Uma Thurman © Peter Lindbergh
Parce que de deux, c'est là toute la stratégie de communication de Pirelli depuis ses débuts, qui a su souffler le chaud et le froid... puis le chaud, puis le froid, puis le très très chaud, et caetera et caetera. Si en 1963, on commence soft, en fumant des clopes ou en faisant du cheval en maillot de bain, très vite à partir de 1968, on se dénude - fesses, pubis poilu et seins à l'air - et on mange des bâtons glacés en très gros plan sous l'objectif de Harri Peccinotti. On se calme de nouveau en 1972 avec l'élégante Sarah Moon. Pour repartir de plus belle ensuite : jambes écartées, tétons de latex, boobs, fesses, boobs, fesses... avec ou sans fausses traces de pneu d'ailleurs (!) comme dans l'hilarante série de Uwe Ommer en 1987. Alternent donc le pire et le meilleur, les gladiatrices géniales et tout en seins de Elgort succèdent à la série néocoloniale de Terence Donovan avec ses jeunes métisses (esclaves ?) aux seins nus. Herb Ritts, Richard Avedon passent par là. En 2000, on reste subjugué par les corps en vie, en veines et en poils de Annie Leibowitz. Dix ans plus tard, Terry Richardson les remplace par des filles nues aux activités pour le moins insolites : à quatre pattes, à câliner un paresseux, à lécher la crête d'un coq ou à manger des petites bananes.

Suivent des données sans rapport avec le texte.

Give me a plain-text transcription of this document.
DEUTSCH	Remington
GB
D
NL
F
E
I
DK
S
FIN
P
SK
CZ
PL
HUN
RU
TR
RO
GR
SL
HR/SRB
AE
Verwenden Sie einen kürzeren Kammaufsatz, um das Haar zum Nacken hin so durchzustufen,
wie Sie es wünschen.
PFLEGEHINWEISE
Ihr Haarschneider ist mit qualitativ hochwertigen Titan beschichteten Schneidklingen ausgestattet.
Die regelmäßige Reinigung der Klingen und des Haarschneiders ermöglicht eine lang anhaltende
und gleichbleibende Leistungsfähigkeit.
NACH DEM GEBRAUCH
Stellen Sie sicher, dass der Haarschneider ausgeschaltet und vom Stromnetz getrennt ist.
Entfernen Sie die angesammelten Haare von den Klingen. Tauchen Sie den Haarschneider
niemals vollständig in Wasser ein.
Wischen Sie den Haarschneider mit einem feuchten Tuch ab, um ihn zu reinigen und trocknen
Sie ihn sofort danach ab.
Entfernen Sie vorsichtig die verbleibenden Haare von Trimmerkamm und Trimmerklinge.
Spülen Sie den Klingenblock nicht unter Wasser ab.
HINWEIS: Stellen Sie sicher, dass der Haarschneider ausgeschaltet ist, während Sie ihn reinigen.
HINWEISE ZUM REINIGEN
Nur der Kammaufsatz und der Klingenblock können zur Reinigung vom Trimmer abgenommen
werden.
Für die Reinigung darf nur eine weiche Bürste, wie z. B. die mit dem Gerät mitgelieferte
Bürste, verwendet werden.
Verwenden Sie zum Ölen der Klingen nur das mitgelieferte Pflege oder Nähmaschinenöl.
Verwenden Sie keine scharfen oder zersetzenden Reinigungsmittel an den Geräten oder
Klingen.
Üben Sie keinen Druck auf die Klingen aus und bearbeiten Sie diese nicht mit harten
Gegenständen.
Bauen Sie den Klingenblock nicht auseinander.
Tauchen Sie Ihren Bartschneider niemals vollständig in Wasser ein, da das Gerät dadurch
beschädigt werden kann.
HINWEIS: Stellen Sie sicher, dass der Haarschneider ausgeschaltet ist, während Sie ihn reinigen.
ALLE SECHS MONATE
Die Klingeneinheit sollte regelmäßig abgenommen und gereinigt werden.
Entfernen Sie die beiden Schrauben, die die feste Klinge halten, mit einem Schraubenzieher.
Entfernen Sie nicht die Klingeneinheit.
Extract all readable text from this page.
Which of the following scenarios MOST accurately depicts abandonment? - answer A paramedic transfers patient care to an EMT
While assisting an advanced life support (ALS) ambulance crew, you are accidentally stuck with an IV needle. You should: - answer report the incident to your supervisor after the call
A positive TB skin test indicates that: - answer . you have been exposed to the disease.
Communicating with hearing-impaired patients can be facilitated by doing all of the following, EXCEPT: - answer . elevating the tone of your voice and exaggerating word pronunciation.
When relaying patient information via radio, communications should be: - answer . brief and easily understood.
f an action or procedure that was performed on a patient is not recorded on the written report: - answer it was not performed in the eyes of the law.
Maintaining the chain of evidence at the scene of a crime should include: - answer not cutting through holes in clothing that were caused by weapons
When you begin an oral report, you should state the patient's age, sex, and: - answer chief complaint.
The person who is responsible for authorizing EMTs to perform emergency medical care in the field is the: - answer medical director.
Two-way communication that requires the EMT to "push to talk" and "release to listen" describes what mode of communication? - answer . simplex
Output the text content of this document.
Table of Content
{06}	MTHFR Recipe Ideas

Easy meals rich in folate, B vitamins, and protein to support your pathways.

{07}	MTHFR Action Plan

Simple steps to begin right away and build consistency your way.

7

De trois, au-delà des photos de ce calendrier 2017, c'est surtout le discours qui énerve profondément. Quand Lindbergh dit : « En tant qu’artiste, je ressens la responsabilité de libérer les femmes de la jeunesse éternelle et de la perfection. L’idéal de beauté parfaite mis en avant par la société est un objectif irréalisable ». On a vraiment envie de lui mettre la tête dans un pot de Diadermine à l'extrait de protéine de perle pour qu'il se taise. L'artiste à responsabilité qui nous libère les femmes à coups de photo de Nicole Kidman sans rouge à lèvres. Sans déconner ? Mais la prochaine fois, Peter, va encore plus loin, ose le "sans brushing" ? Le "pas épilé" ? La trace de pneu, la vraie ?
Allez, pour conclure plus élégamment, on a un petit conseil de lecture pour Peter et tous les autres libérateurs des femmes : https://pouletrotique.com/2016/11/29/pubs-sexistes-palmares-2016-de-lelegance/".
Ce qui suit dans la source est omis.